The group was introduced into the basics of community-based nursery propagation and bagging of native Philippine forest wildlings collected by the forest rangers, and then proceeded to the vegetable garden also prepared nearby, as a source of heirloom vegetable seeds also managed by the forest guards, to provide sustenance to FEED’s various partner barangays and communities surrounding the protected site.  Having been planted throughout the pandemic, the vegetable garden provides nutrition throughout the year as a perennial vegetable garden source for the rangers, their families, and other forest dwellers affected by the long distances required to head to the closest market in Siniloan.

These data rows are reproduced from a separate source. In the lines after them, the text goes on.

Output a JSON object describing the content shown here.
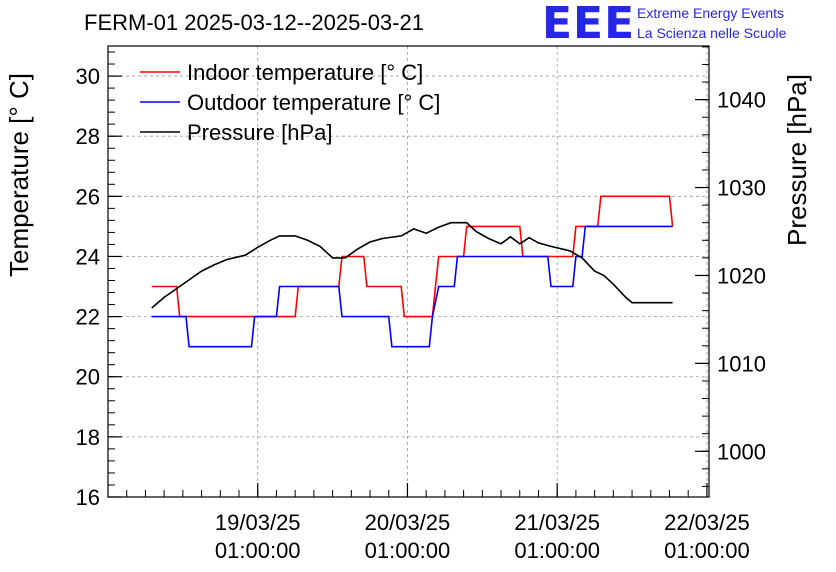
{
  "header": {
    "title": "FERM-01 2025-03-12--2025-03-21",
    "logo": {
      "mark": "EEE",
      "line1": "Extreme Energy Events",
      "line2": "La Scienza nelle Scuole",
      "color": "#2626e6"
    }
  },
  "chart_data": {
    "type": "line",
    "title": "FERM-01 2025-03-12--2025-03-21",
    "xlabel": "",
    "ylabel": "Temperature [° C]",
    "y2label": "Pressure [hPa]",
    "ylim": [
      16,
      31
    ],
    "y2lim": [
      994.8,
      1046.1
    ],
    "xlim": [
      "2025-03-18T01:00",
      "2025-03-22T01:20"
    ],
    "x_ticks": [
      {
        "x": "2025-03-19T01:00",
        "line1": "19/03/25",
        "line2": "01:00:00"
      },
      {
        "x": "2025-03-20T01:00",
        "line1": "20/03/25",
        "line2": "01:00:00"
      },
      {
        "x": "2025-03-21T01:00",
        "line1": "21/03/25",
        "line2": "01:00:00"
      },
      {
        "x": "2025-03-22T01:00",
        "line1": "22/03/25",
        "line2": "01:00:00"
      }
    ],
    "y_ticks": [
      16,
      18,
      20,
      22,
      24,
      26,
      28,
      30
    ],
    "y2_ticks": [
      1000,
      1010,
      1020,
      1030,
      1040
    ],
    "grid": true,
    "legend_position": "top-left",
    "series": [
      {
        "name": "Indoor temperature [° C]",
        "axis": "left",
        "color": "#ff0000",
        "points": [
          [
            "2025-03-18T08:00",
            23
          ],
          [
            "2025-03-18T12:00",
            23
          ],
          [
            "2025-03-18T12:30",
            22
          ],
          [
            "2025-03-18T20:00",
            22
          ],
          [
            "2025-03-19T07:00",
            22
          ],
          [
            "2025-03-19T07:30",
            23
          ],
          [
            "2025-03-19T14:00",
            23
          ],
          [
            "2025-03-19T14:30",
            24
          ],
          [
            "2025-03-19T18:00",
            24
          ],
          [
            "2025-03-19T18:30",
            23
          ],
          [
            "2025-03-20T00:00",
            23
          ],
          [
            "2025-03-20T00:30",
            22
          ],
          [
            "2025-03-20T05:00",
            22
          ],
          [
            "2025-03-20T05:30",
            23
          ],
          [
            "2025-03-20T06:00",
            24
          ],
          [
            "2025-03-20T10:00",
            24
          ],
          [
            "2025-03-20T10:30",
            25
          ],
          [
            "2025-03-20T19:00",
            25
          ],
          [
            "2025-03-20T19:30",
            24
          ],
          [
            "2025-03-21T03:30",
            24
          ],
          [
            "2025-03-21T04:00",
            25
          ],
          [
            "2025-03-21T07:30",
            25
          ],
          [
            "2025-03-21T08:00",
            26
          ],
          [
            "2025-03-21T19:00",
            26
          ],
          [
            "2025-03-21T19:30",
            25
          ]
        ]
      },
      {
        "name": "Outdoor temperature [° C]",
        "axis": "left",
        "color": "#0000ff",
        "points": [
          [
            "2025-03-18T08:00",
            22
          ],
          [
            "2025-03-18T13:30",
            22
          ],
          [
            "2025-03-18T14:00",
            21
          ],
          [
            "2025-03-18T23:30",
            21
          ],
          [
            "2025-03-19T00:00",
            21
          ],
          [
            "2025-03-19T00:30",
            22
          ],
          [
            "2025-03-19T04:00",
            22
          ],
          [
            "2025-03-19T04:30",
            23
          ],
          [
            "2025-03-19T14:00",
            23
          ],
          [
            "2025-03-19T14:30",
            22
          ],
          [
            "2025-03-19T22:00",
            22
          ],
          [
            "2025-03-19T22:30",
            21
          ],
          [
            "2025-03-20T04:30",
            21
          ],
          [
            "2025-03-20T05:00",
            22
          ],
          [
            "2025-03-20T06:00",
            23
          ],
          [
            "2025-03-20T08:30",
            23
          ],
          [
            "2025-03-20T09:00",
            24
          ],
          [
            "2025-03-20T23:30",
            24
          ],
          [
            "2025-03-21T00:00",
            23
          ],
          [
            "2025-03-21T03:30",
            23
          ],
          [
            "2025-03-21T04:00",
            24
          ],
          [
            "2025-03-21T05:00",
            24
          ],
          [
            "2025-03-21T05:30",
            25
          ],
          [
            "2025-03-21T19:30",
            25
          ]
        ]
      },
      {
        "name": "Pressure [hPa]",
        "axis": "right",
        "color": "#000000",
        "points": [
          [
            "2025-03-18T08:00",
            1016.3
          ],
          [
            "2025-03-18T10:00",
            1017.5
          ],
          [
            "2025-03-18T12:00",
            1018.5
          ],
          [
            "2025-03-18T14:00",
            1019.5
          ],
          [
            "2025-03-18T16:00",
            1020.5
          ],
          [
            "2025-03-18T18:00",
            1021.2
          ],
          [
            "2025-03-18T20:00",
            1021.8
          ],
          [
            "2025-03-18T23:00",
            1022.3
          ],
          [
            "2025-03-19T01:00",
            1023.2
          ],
          [
            "2025-03-19T03:00",
            1024.0
          ],
          [
            "2025-03-19T04:30",
            1024.5
          ],
          [
            "2025-03-19T07:00",
            1024.5
          ],
          [
            "2025-03-19T09:00",
            1024.0
          ],
          [
            "2025-03-19T11:00",
            1023.3
          ],
          [
            "2025-03-19T13:00",
            1022.0
          ],
          [
            "2025-03-19T15:00",
            1022.0
          ],
          [
            "2025-03-19T17:00",
            1023.0
          ],
          [
            "2025-03-19T19:00",
            1023.8
          ],
          [
            "2025-03-19T21:00",
            1024.2
          ],
          [
            "2025-03-20T00:00",
            1024.5
          ],
          [
            "2025-03-20T02:00",
            1025.3
          ],
          [
            "2025-03-20T04:00",
            1024.8
          ],
          [
            "2025-03-20T06:00",
            1025.5
          ],
          [
            "2025-03-20T08:00",
            1026.0
          ],
          [
            "2025-03-20T10:30",
            1026.0
          ],
          [
            "2025-03-20T12:00",
            1025.0
          ],
          [
            "2025-03-20T14:00",
            1024.2
          ],
          [
            "2025-03-20T16:00",
            1023.6
          ],
          [
            "2025-03-20T17:30",
            1024.4
          ],
          [
            "2025-03-20T19:00",
            1023.6
          ],
          [
            "2025-03-20T20:30",
            1024.3
          ],
          [
            "2025-03-20T22:00",
            1023.7
          ],
          [
            "2025-03-21T00:00",
            1023.3
          ],
          [
            "2025-03-21T03:00",
            1022.8
          ],
          [
            "2025-03-21T05:00",
            1022.0
          ],
          [
            "2025-03-21T07:00",
            1020.5
          ],
          [
            "2025-03-21T08:30",
            1020.0
          ],
          [
            "2025-03-21T10:00",
            1019.0
          ],
          [
            "2025-03-21T12:00",
            1017.5
          ],
          [
            "2025-03-21T13:00",
            1016.9
          ],
          [
            "2025-03-21T19:30",
            1016.9
          ]
        ]
      }
    ]
  }
}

The vegetable garden planted adopted native seeds and cuttings from the  Bio-Intensive Garden modalities espoused by the International Institute for Rural Reconstruction (IIRR), FEED’s major partner in tackling malnutrition and poverty alleviation in all Ridge to REEForestation sites. Some of the perennial crops included: kamote (sweet potato), talinum (native spinach), various beans, tomatoes, okras, eggplants, squash, patolla, saluyot, sigarillas, chaya and malungay (moringa).

After completing a quality control session including labeling the garden for the forest guardians to maintain, the volunteers proceeded to complete the planting of 500 Philippine forest trees including Bani, white lauan and kupang.